Arto Ojala is a professor of International Business at University of Vaasa, Finland. He is also Adjunct Professor in Knowledge Management at the Tampere University. Ojala’s research is at the cross-section of entrepreneurship, international business, and information systems. His articles have been published in Journal of Small Business Management, Journal of World Business, International Business Review, Journal of International Marketing, International Marketing Review, Information Systems Journal, among others. Ojala has a PhD in economics from the University of Jyväskylä.

Kalle Lyytinen

Kalle Lyytinen (PhD, Computer Science, University of Jyväskylä, Dr h. c. mult) is Distinguished Professor at Case Western Reserve University. He is among the top scholars in terms of his h-index (93) and is the LEO Award recipient (2013). He has published 400 articles and edited or written over 30 books or special issues.
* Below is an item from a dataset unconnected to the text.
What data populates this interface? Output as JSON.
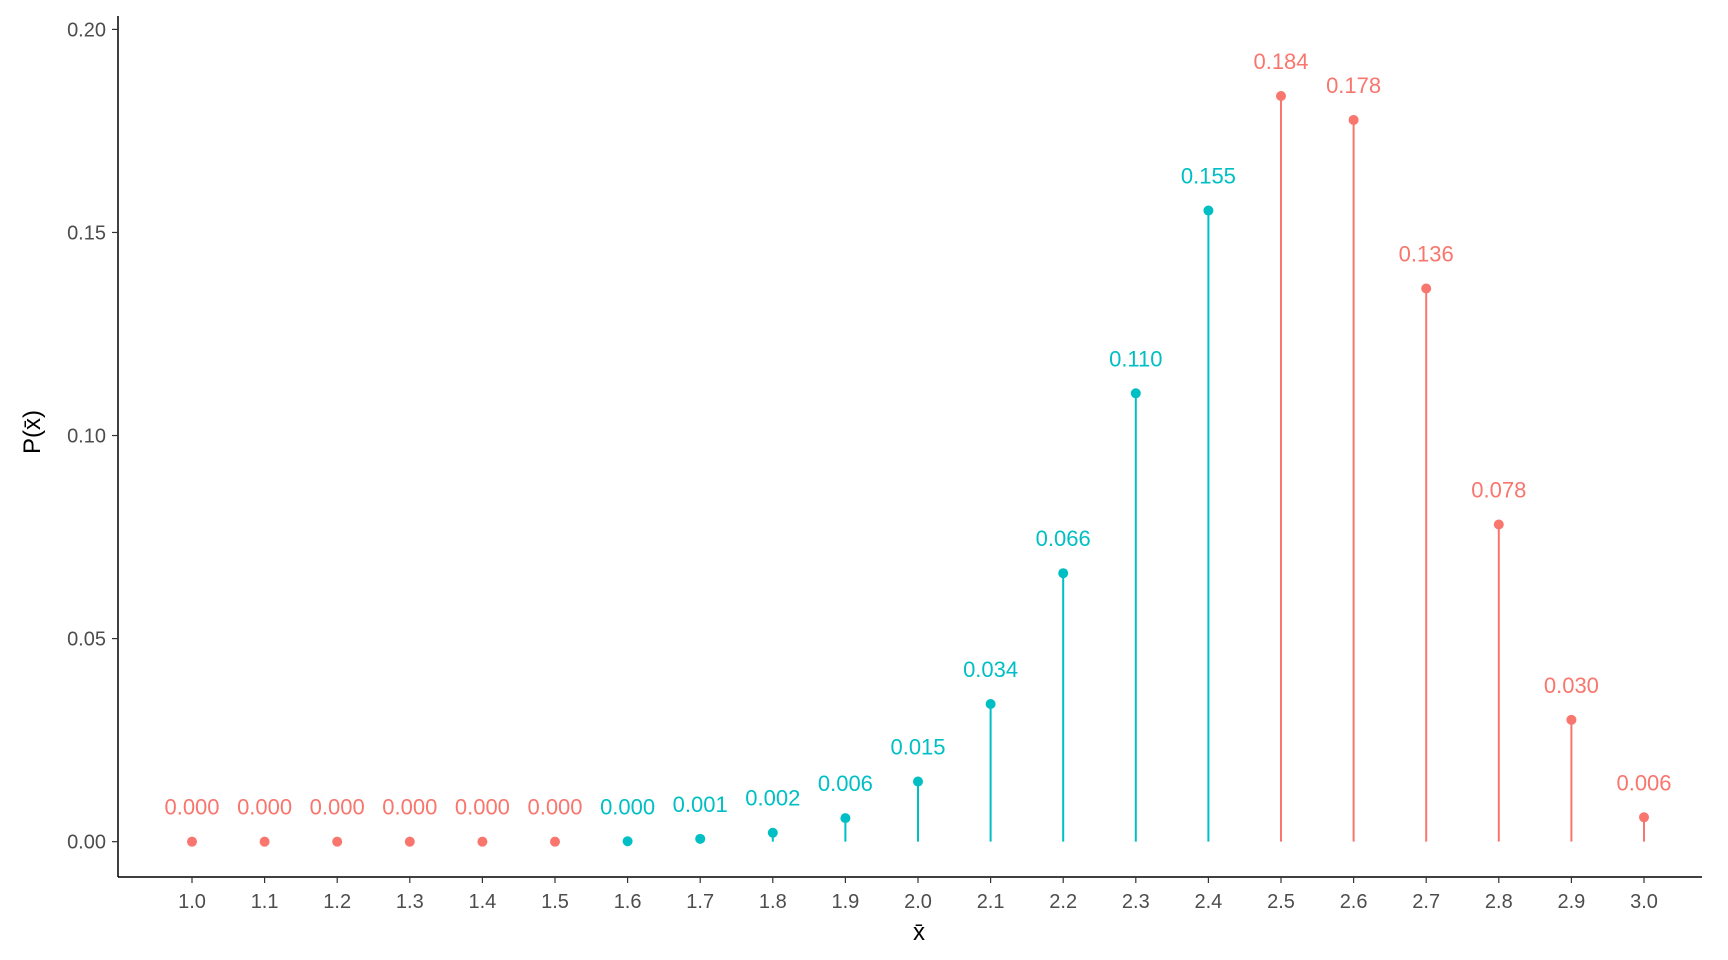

His research focuses on the nature, dynamics, and organization of digital innovation, design work, requirements in large systems, and digital infrastructures.

Notes

1 The term ‘bind’ or ‘binding’ refers to different options for building the platform stack. Different bindings are based on interfaces between different layers of a multi-layered architecture.

2 This study covers the years 2000–2015 as there was a huge change in G-cluster’s business model and operation logic in 2016. After G-cluster developed a successful working cloud gaming solution and proved its operability, the firm focused on (almost solely) developing cloud gaming technology and licensing it to large well-known brands in the gaming industry.

3 We cannot show use numbers because of confidentiality agreements. Note that all games are not available across all channels. Many games are country-specific (e.g., targeted to Japanese players) or have geographic limitations for supply purposes because of licensing arrangements.